Os últimos dados, frutos de pesquisa de iniciativa da Comissão Especial de Estudo do Genocídio da Juventude Negra e Pobre da Câmara Municipal, em parceria com o professor Rodrigo Ednilson de Jesus da FAE/UFMG, são de 2018 e mostraram que 70% dos jovens, entre 15 e 19 anos, assassinados em BH, são negros. A Comissão Especial de Estudo do Genocídio da Juventude Ngra e Pobre, na época, era presidida pelos então vereadores Arnaldo Godoy (PT) e a relatoria era de Áurea Carolina (PSOL).

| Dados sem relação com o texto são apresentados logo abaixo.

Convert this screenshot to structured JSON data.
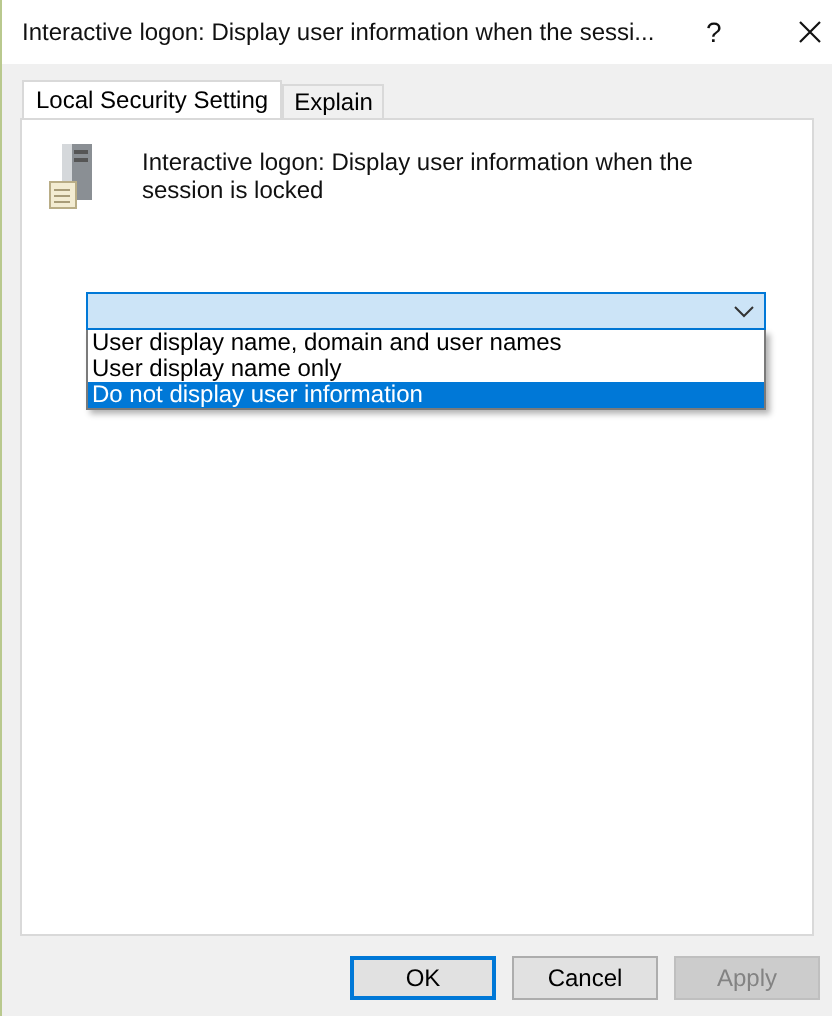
{
  "window": {
    "title": "Interactive logon: Display user information when the sessi...",
    "help": "?"
  },
  "tabs": [
    {
      "label": "Local Security Setting",
      "selected": true
    },
    {
      "label": "Explain",
      "selected": false
    }
  ],
  "setting": {
    "description": "Interactive logon: Display user information when the session is locked"
  },
  "dropdown": {
    "open": true,
    "options": [
      {
        "label": "User display name, domain and user names",
        "selected": false
      },
      {
        "label": "User display name only",
        "selected": false
      },
      {
        "label": "Do not display user information",
        "selected": true
      }
    ]
  },
  "buttons": [
    {
      "label": "OK",
      "default": true,
      "disabled": false
    },
    {
      "label": "Cancel",
      "default": false,
      "disabled": false
    },
    {
      "label": "Apply",
      "default": false,
      "disabled": true
    }
  ]
}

Na legislatura seguinte, revezei a presidência e a relatoria com Iza Lourença (PSOL), da Comissão Especial de Estudo – Empregabilidade, Violência e Homicídio de Jovens Negros da Câmara. Apresentamos dois Projetos de Lei para o enfrentamento da violência contra a juventude negra: um deles previa que jovens em situação de vulnerabilidade social, especialmente os que cumprem medidas socioeducativas, fossem priorizados no programa Jovem Aprendiz, como política de combate à evasão escolar. O outro projeto propunha ampliação de vagas destinadas a pessoas negras em concursos em Belo Horizonte, foi aprovado e virou Lei, prevendo 20% das vagas para os próximos dez anos.
Na próxima semana, teremos oportunidade de construir ações para dar sequência a esse enfrentamento. Nos próximos dias 21 e 22 de agosto (segunda-feira e terça-feira), o Ministério da Igualdade Racial e a secretária Nacional de Juventude da Secretaria-Geral da Presidência irão realizar o evento Juventude Negra Viva em Minas Gerais! Essas caravanas abrem espaço para a participação social de jovens negros e negras, de organizações da sociedade civil e gestores dos estados e municípios na elaboração do Plano Juventude Negra Viva.